In The Sunday Times of 27 November 2022, Liz Rawlinson wrote an interesting article titled ‘Coming from America’, highlighting the surge of HNW US-based property buyers looking for high value properties around Dublin and London.
At MD Premier, we’ve seen very similar tendencies with US clients snapping up ultra-luxury holiday villas, investment properties and, in many cases, their main residences in Spain and Portugal, taking advantage of generous visa requirements.
It’s no surprise that the huge shift in FX rates is the main driver behind this trend with the EUR/USD market rates recently hitting an all-time low of 1.03.
Hannah Johnson, from a leading UK-based, regulated FX company, shares her insight into what’s been happening in what has been an extremely busy USD/EUR FX market this year and the benefits to US buyers:
“EURUSD is the most traded currency pair accounting for 30% of global FX conversions. The past 5 years have been a very uncertain period for the currency market, with Covid, the Russia/Ukraine conflict and recent talk of global recession creating heightened volatility.
Over this period, the highest level we have seen EURUSD was in Jan 2018 (1.25) and the lowest was achieved in September of this year at 0.96 (a $290k cost variance on a property worth €1m).
Even if we were only to take into consideration 2022, a client purchasing a property today would save $140k based off a purchase price of €1m, when compared to January 2022”
Lifestyle – The Mediterranean effect
Like many of us, US clients are drawn to central Europe by the laid-back Mediterranean lifestyle, especially for those able to continue to work remotely. On recent business trips to Barcelona, I was stuck by the number of cafés, digital workplaces, remote meeting and office spaces all over the city, full to the brim with remote workers. There’s also the 22@ district that is transforming an old industrial part of the city into a digital hub for tech firms, remote workers and large US tech firms such as Google, Meta and Apple, that are buying and renting office space at a higher rate than ever before. The same is happening in Valencia and Malaga.
Earlier this year, the Spanish government also announced digital nomad visas to encourage digital workers from outside the EEA to set up in Spain.
Barcelona is recognised as having a well-developed, solid real estate market with HNW clients well catered for and excellent transport links. We’ve also seen an influx of US-based clients exiting companies or having sporadic liquidity events and choosing Spain as their preferred global destination to work and bring up their families.
Palma, Mallorca has this year joined Barcelona, Madrid and Malaga with direct flights to the US and the success of these flights have even generated the odd rumour that more direct flights are on the way from other US cities! We are not only seeing the impact in these markets though, but also an overspill into places like Ibiza, Menorca, Marbella and Valencia.

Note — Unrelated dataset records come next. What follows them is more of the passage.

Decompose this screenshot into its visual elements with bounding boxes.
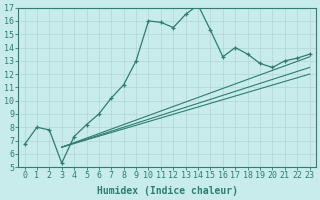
X-axis label: Humidex (Indice chaleur): Humidex (Indice chaleur) — [97, 186, 237, 196]
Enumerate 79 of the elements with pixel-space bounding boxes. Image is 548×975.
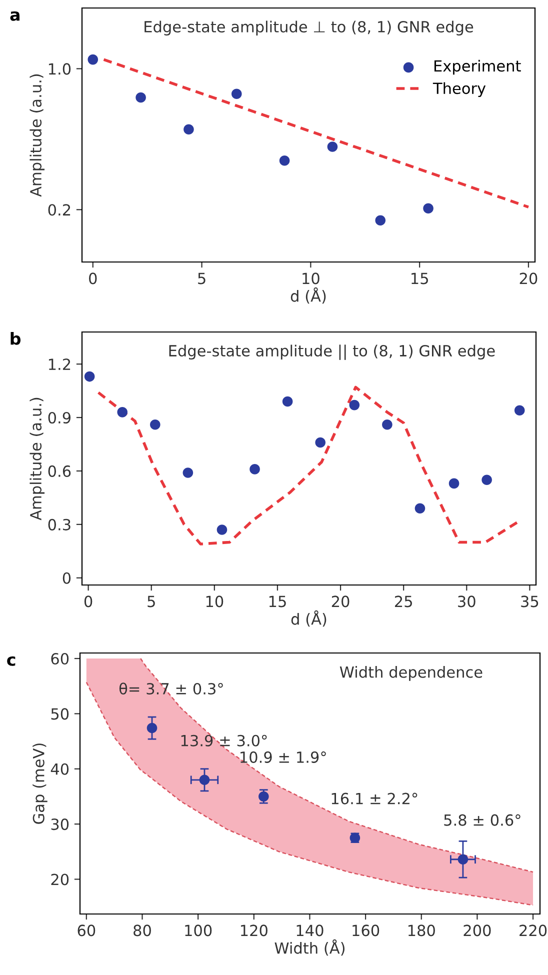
y-tick-label: 50 [51, 708, 69, 720]
point [279, 155, 290, 166]
y-tick-label: 20 [51, 874, 69, 886]
point [216, 524, 228, 535]
x-tick-label: 10 [206, 596, 224, 608]
annotation: 5.8 ± 0.6° [444, 814, 520, 826]
x-tick-label: 5 [198, 272, 206, 284]
y-tick-label: 1.0 [48, 63, 71, 75]
point [375, 215, 386, 226]
point [146, 722, 158, 734]
point [182, 468, 194, 478]
x-tick-label: 0 [89, 272, 97, 284]
x-tick-label: 100 [185, 924, 212, 936]
y-tick-label: 1.2 [48, 358, 70, 370]
x-tick-label: 0 [84, 596, 92, 608]
x-tick-label: 35 [521, 596, 538, 608]
point [327, 142, 338, 152]
text: Width dependence [340, 666, 482, 681]
point [382, 419, 392, 430]
point [414, 503, 426, 514]
y-axis-title: Amplitude (a.u.) [30, 398, 45, 520]
x-tick-label: 160 [352, 924, 380, 936]
x-tick-label: 180 [408, 924, 435, 936]
y-tick-label: 30 [51, 818, 69, 830]
point [199, 774, 210, 786]
point [514, 405, 525, 416]
annotation: 13.9 ± 3.0° [181, 734, 267, 746]
text: b [10, 332, 21, 345]
text: Edge-state amplitude || to (8, 1) GNR edge [169, 344, 495, 360]
legend-label: Experiment [434, 60, 521, 75]
line-series [140, 658, 534, 873]
point [184, 124, 194, 135]
text: a [10, 11, 20, 21]
text: Edge-state amplitude ⊥ to (8, 1) GNR edge [144, 20, 474, 36]
x-tick-label: 140 [296, 924, 324, 936]
point [88, 54, 98, 65]
x-axis-title: Width (Å) [274, 939, 344, 956]
point [423, 203, 434, 214]
point [448, 478, 460, 489]
y-tick-label: 40 [50, 763, 69, 775]
x-tick-label: 200 [464, 924, 491, 936]
annotation: 10.9 ± 1.9° [240, 751, 326, 763]
point [150, 419, 160, 430]
x-tick-label: 220 [520, 924, 547, 936]
point [349, 400, 360, 410]
y-tick-label: 0 [62, 572, 71, 584]
x-tick-label: 5 [148, 596, 155, 608]
x-tick-label: 20 [332, 596, 350, 608]
x-tick-label: 15 [269, 596, 286, 608]
y-tick-label: 0.6 [48, 465, 71, 477]
x-tick-label: 25 [394, 596, 412, 608]
point [136, 92, 146, 103]
x-tick-label: 30 [458, 596, 476, 608]
point [482, 474, 492, 486]
y-tick-label: 0.2 [48, 204, 70, 216]
y-tick-label: 0.3 [48, 518, 70, 530]
x-tick-label: 10 [302, 272, 320, 284]
point [250, 464, 260, 474]
x-tick-label: 60 [78, 924, 96, 936]
x-tick-label: 80 [134, 924, 151, 936]
y-tick-label: 60 [51, 652, 69, 665]
y-axis-title: Amplitude (a.u.) [30, 74, 45, 197]
text: c [7, 656, 16, 666]
point [84, 371, 95, 382]
legend-label: Theory [432, 82, 486, 98]
x-axis-title: d (Å) [290, 287, 326, 304]
x-tick-label: 20 [520, 272, 538, 284]
annotation: 16.1 ± 2.2° [332, 792, 418, 804]
annotation: θ= 3.7 ± 0.3° [119, 682, 223, 695]
point [282, 396, 293, 407]
point [458, 854, 468, 865]
x-tick-label: 120 [240, 924, 268, 936]
x-tick-label: 15 [412, 272, 428, 284]
point [231, 88, 242, 100]
point [117, 407, 128, 418]
y-axis-title: Gap (meV) [32, 744, 48, 824]
x-axis-title: d (Å) [291, 610, 326, 627]
y-tick-label: 0.9 [48, 412, 71, 424]
point [315, 437, 326, 448]
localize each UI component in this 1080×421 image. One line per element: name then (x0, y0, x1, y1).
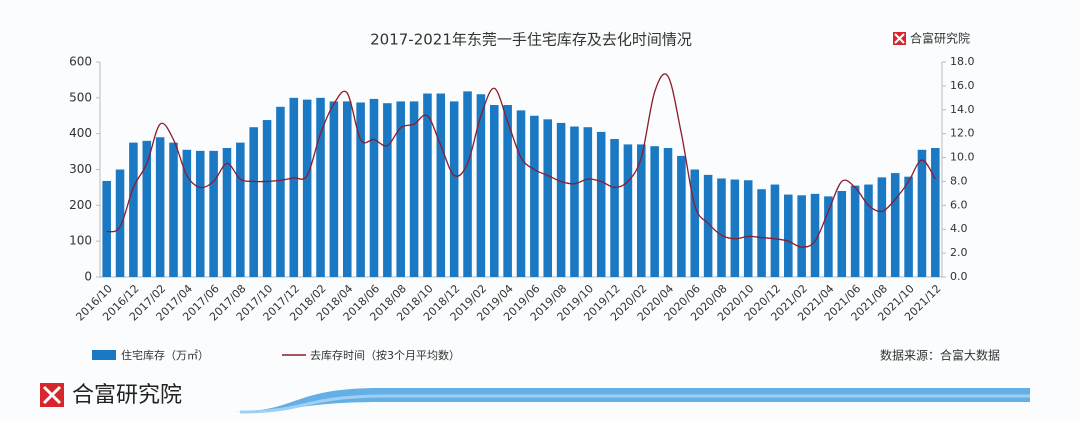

Finance products in Spain for US HNW Clients
We often highlight the differences in Spain between Retail Bank mortgages and Private Bank mortgages. Unfortunately, Private Bank mortgages (products up to 100% LTV and 10 years interest only with AUM) are more difficult to come by for US clients due to FACTA (reporting obligations placed on banks), meaning that most private banks are currently unable to take custody of financial investments for US based clients. It’s worth noting though that US clients based abroad or tax resident in other countries may not be affected, so it’s worth getting in touch if you would like to check your own eligibility for a Private Bank mortgage.
We’re pleased to confirm that despite a continued push from the banks towards variable rates (with margins as low as 0.99% above Euribor) we are still able to secure competitive long term fixed rates mortgages in Euros for US clients from as little as 3.2%, fixed for up to 25 years for up to 70% LTV. Lending conditions are therefore still attractive compared to interest rates in the US.
It’s also worth noting that we have negotiated excellent conditions and have direct access to mortgages denominated in USD for USD earners, buying in Spain. These mortgages are referred to as foreign currency mortgages and can be fixed for the whole term, from 4.85% at the time of writing. There are a lot of advantages and it may be a very attractive solution in the current FX climate; and indeed also a preferred option for some banks due to the mortgage law in Spain regarding currency conversion. However, we would advise you to think very carefully before taking a mortgage in a currency other than euros due to exchange rate risks. Although monthly repayments would be stable and in the same currency as your earnings, if you need or decide to sell the property you will most likely receive funds from the sale in euros which will need to be converted into USD to repay your mortgage at the exchange rate applicable at the time of cancellation. If you have any doubts, please speak to your MD Premier broker.
We hope this has been a helpful guide for our US clients and we look forward to assisting many more in the near future.